At least 3,500 years old, Sanskrit is to India roughly what Latin and ancient Greek are to Europe -- the ancestor of many modern tongues and the original form of many religious, literary and scientific works. In fact, linguists surmise that Sanskrit, Latin and Greek shared a common root language.
Sanskrit vanished from widespread use long ago, but it survives in Hindu rituals and remains one of India's 22 official languages.
Sanskrit also echoes through the English-language world, as the source of such words as "yoga," "karma" and "nirvana" -- not to mention "orange" and "sugar."
The language also has some cachet in computer science. A former NASA researcher suggested in the 1980s that Sanskrit's painstaking grammar might be a guide for programming computers to understand the meaning of words in context.
"Sanskrit's one of the real classical forms of learning in the whole world ... [It] belongs in a good university curriculum," said FIU professor Nathan Katz.
The University of Florida, Florida State and at least 21 other U.S. universities teach the language. But FIU and many other schools have too few would-be Sanskrit students to justify offering it, Katz said.
Nationwide, fewer than 500 college students were taking Sanskrit as of 2002, according to a federally financed survey by the Modern Language Association.
"[The online class] is a way we can have it available to our students and other students, and it is economically viable," said Katz, a religious-studies professor who has taught the language to some students individually.

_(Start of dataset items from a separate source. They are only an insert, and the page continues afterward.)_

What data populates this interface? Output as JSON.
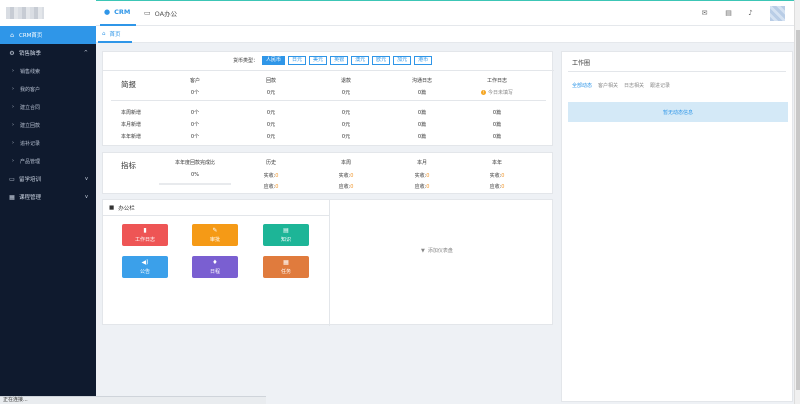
{
  "header": {
    "apps": [
      {
        "label": "CRM",
        "icon": "cloud-icon"
      },
      {
        "label": "OA办公",
        "icon": "monitor-icon"
      }
    ]
  },
  "breadcrumb": {
    "home": "首页"
  },
  "sidebar": {
    "items": [
      {
        "label": "CRM首页",
        "icon": "home-icon",
        "active": true
      },
      {
        "label": "销售脑季",
        "icon": "gear-icon",
        "expandable": true
      },
      {
        "label": "销售线索"
      },
      {
        "label": "我的客户"
      },
      {
        "label": "建立合同"
      },
      {
        "label": "建立回款"
      },
      {
        "label": "追补记录"
      },
      {
        "label": "产品管理"
      },
      {
        "label": "留学培训",
        "icon": "book-icon",
        "expandable": true
      },
      {
        "label": "课程管理",
        "icon": "grid-icon",
        "expandable": true
      }
    ]
  },
  "status_bar": {
    "text": "正在连接..."
  },
  "summary": {
    "currency_label": "货币类型：",
    "currencies": [
      "人民币",
      "日元",
      "美元",
      "英镑",
      "澳元",
      "欧元",
      "加元",
      "港币"
    ],
    "selected_currency": "人民币",
    "title": "简报",
    "columns": [
      "客户",
      "回款",
      "退款",
      "沟通日志",
      "工作日志"
    ],
    "totals": [
      "0个",
      "0元",
      "0元",
      "0篇",
      "今日未填写"
    ],
    "rows": [
      {
        "label": "本周新增",
        "values": [
          "0个",
          "0元",
          "0元",
          "0篇",
          "0篇"
        ]
      },
      {
        "label": "本月新增",
        "values": [
          "0个",
          "0元",
          "0元",
          "0篇",
          "0篇"
        ]
      },
      {
        "label": "本年新增",
        "values": [
          "0个",
          "0元",
          "0元",
          "0篇",
          "0篇"
        ]
      }
    ]
  },
  "indicators": {
    "title": "指标",
    "completion_label": "本年度回款完成比",
    "completion_value": "0%",
    "completion_fraction": 0,
    "columns": [
      "历史",
      "本周",
      "本月",
      "本年"
    ],
    "actual_label": "实收:",
    "due_label": "应收:",
    "actual_value": "0",
    "due_value": "0"
  },
  "office": {
    "title": "办公栏",
    "tiles": [
      {
        "label": "工作日志",
        "icon": "book-icon",
        "color": "#ee5555"
      },
      {
        "label": "审批",
        "icon": "edit-icon",
        "color": "#f59a16"
      },
      {
        "label": "知识",
        "icon": "document-icon",
        "color": "#1db597"
      },
      {
        "label": "公告",
        "icon": "speaker-icon",
        "color": "#3ba0ea"
      },
      {
        "label": "日程",
        "icon": "pin-icon",
        "color": "#7a5fd1"
      },
      {
        "label": "任务",
        "icon": "calendar-icon",
        "color": "#e07b3d"
      }
    ],
    "add_dashboard": "添加仪表盘"
  },
  "workbench": {
    "title": "工作圈",
    "tabs": [
      "全部动态",
      "客户相关",
      "日志相关",
      "跟进记录"
    ],
    "active_tab": "全部动态",
    "empty_text": "暂无动态信息"
  },
  "colors": {
    "accent": "#2f96e8",
    "sidebar_bg": "#0f1a2e",
    "orange": "#f0962c"
  }
}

FIU and Hindu University experimented with online Sanskrit courses last year.
They're launching the effort in earnest with "Sanskrit I" this fall, Katz said. It's open to college students or graduates whether or not they're seeking degrees. Plans ultimately call for a four-semester series of courses.
Sound files will help students with pronunciation, said M.K. Sridhar, one of Hindu University's Sanskrit professors. Special computer fonts form Sanskrit's intricate script.
Those who master it have an inside track on major Hindu and Buddhist religious texts, grammar tracts that helped shape modern linguistics, historical epics and centuries of creative writing.
"There is this great variety of literature -- there is sentimental poetry, there is comic stuff, there are dramas," explained Sanskrit textbook author Madhav M. Deshpande, a University of Michigan professor.
Sanskrit is a hot topic in its homeland, where the government is trying to nurture and revive it. Proponents see it as a cultural bedrock and a tool to forge national unity, but critics say the language is being used to advance an elitist and retrogressive political agenda.
To Diane Lillesand, it's simply a key to understanding the Buddhist writings she went to graduate school to explore.
A longtime Miami psychologist, she's planning to take the online Sanskrit course this fall.
"You kind of want to go beyond reading what other people have to say about things that were written and read them yourself," she said.